Valor ao plástico - A luta contra a passagem inexorável do tempo está acirrada. Os produtores de aditivos que o digam. Classificadas na categoria de produtos antienvelhecimento, as formulações atuais vão além da sua capacidade de prolongar a vida útil dos polímeros. Os novos desenvolvimentos tornam o plástico funcional, na medida em que também podem enobrecer o produto e até mesmo melhorar a qualidade do conteúdo embalado.

Para Liliana, ao conseguir aumentar a vida útil e evitar as mudanças organolépticas dos produtos finais, os absorvedores ou filtros podem ser considerados importantes aditivos dentro do conceito de "plásticos inteligentes". Pode-se aumentar em 50% a vida útil de um alimento, por exemplo, se a embalagem conter os absorvedores ou filtros ultravioletas. Na avaliação dela, estes produtos agregam funcionalidade ao polímero. "Uma coisa é estabilizar o polímero para que não perca suas propriedades e outra, é fazer um plástico inteligente capaz de contribuir no bloqueio à radiação UV", comenta.

Outro exemplo fica por conta dos aditivos voltados para a plasticultura. Na avaliação da engenheira, neste caso, os absorvedores UV têm como função proteger a cultura de enfermidades e melhorar a qualidade de coloração das plantas. Ou seja, muito mais do que um agente de proteção, o filme plástico passa a contribuir com melhorias para a própria plantação. "Quem diria há alguns anos que se falaria de aditivos que capturam ou transformam a luz e o calor, de modo a acelerar e fortalecer o crescimento de plantações, como as rosas da Colômbia e as bananas da Costa Rica", comenta o responsável pelo marketing da Macroplast Hermann Schumacher.

Tendências - Os novos desenvolvimentos de produtos têm movimentado o mercado de aditivos, tanto no que concerne ao aumento do volume, como à sua sofisticação. As moléculas respondem à necessidade de eliminar as interferências negativas do antiUV com outros aditivos presentes na matriz polimérica, bem como de outros componentes do produto final. "Esses são o caso dos retardantes à chama e do cloro em piscinas de vinil, além dos agroquímicos que desativam os fotoestabilizantes convencionais", exemplifica Cruci. Para ele, as novas gerações de aditivo antiUV priorizam atuações mais eficientes durante o processo de estabilização e proteção a comprimentos de onda que até então outros aditivos não abarcavam. Entre as inovações, a Ciba, de São Paulo, destaca os estabilizantes à luz ultravioleta com resistência a halogênios e ao enxofre.

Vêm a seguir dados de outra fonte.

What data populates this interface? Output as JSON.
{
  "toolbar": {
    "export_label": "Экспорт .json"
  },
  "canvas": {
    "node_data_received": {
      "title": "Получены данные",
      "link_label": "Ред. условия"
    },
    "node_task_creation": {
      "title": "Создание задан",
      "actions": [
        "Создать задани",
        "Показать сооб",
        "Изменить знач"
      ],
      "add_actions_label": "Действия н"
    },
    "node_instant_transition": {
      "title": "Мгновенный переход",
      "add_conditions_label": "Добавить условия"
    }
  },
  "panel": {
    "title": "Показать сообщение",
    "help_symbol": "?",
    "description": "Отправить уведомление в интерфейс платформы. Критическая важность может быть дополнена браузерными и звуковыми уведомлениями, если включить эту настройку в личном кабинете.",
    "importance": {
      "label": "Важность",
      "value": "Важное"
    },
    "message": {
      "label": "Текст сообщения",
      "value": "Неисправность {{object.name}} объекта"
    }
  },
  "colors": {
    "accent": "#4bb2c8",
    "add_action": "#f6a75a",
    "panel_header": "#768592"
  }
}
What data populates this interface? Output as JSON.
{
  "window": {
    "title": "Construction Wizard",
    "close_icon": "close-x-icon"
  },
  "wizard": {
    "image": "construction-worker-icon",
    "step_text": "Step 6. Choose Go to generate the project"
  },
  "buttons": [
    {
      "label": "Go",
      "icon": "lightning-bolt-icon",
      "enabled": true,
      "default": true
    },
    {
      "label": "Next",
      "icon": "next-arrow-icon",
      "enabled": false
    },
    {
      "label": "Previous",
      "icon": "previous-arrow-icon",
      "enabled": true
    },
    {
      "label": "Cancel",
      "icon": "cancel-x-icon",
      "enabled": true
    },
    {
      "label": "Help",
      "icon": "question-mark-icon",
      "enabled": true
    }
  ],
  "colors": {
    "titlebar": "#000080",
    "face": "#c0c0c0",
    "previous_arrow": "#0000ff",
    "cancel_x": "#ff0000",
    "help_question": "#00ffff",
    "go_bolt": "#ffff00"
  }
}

Em evidência, as aplicações agrícolas respondem por grande parte da demanda atual do setor. Por isso, os desenvolvimentos se voltam para esta área, como é o caso da Ciba. No ano passado, a empresa apresentou ao mercado moléculas de estabilizantes à luz com alta resistência a produtos químicos. O aditivo, ao contrário dos convencionais, não tem seu desempenho afetado pela ação dos defensivos agrícolas. "O produto faz o plástico resistir às radiações solares mesmo em condições críticas de uso de pesticidas", afirma Cruci. Para filmes destinados a estufas agrícolas, a novidade fica por conta do Smartlight. Apesar de não ser um fotoestabilizante, o produto utiliza-se da luz para agir como promotor de crescimento das plantações. Testado no cultivo de rosas, o aditivo potencializa o crescimento da flor e melhora a qualidade do produto final, ofertando flores maiores e caules mais grossos. Em linhas gerais, esse desenvolvimento transforma os comprimentos da luz solar que a planta não utiliza para comprimentos os quais a planta precisa para fazer fotossíntese.

A Macroplast, de São Bernardo do Campo, assim como a Ciba, aposta no potencial desse ramo de atividade. "No setor agrícola, identificamos uma das mais proeminentes aplicações de fotoestabilizantes", afirma Schumacher. Martins, no entanto, diverge dessa opinião. Para ele, o mercado automotivo representa o principal mercado para a aditivação antiUV no País e não a área agrícola. "O Brasil ainda não responde pelo consumo de grandes volumes, ao contrário de outras partes do mundo", justifica.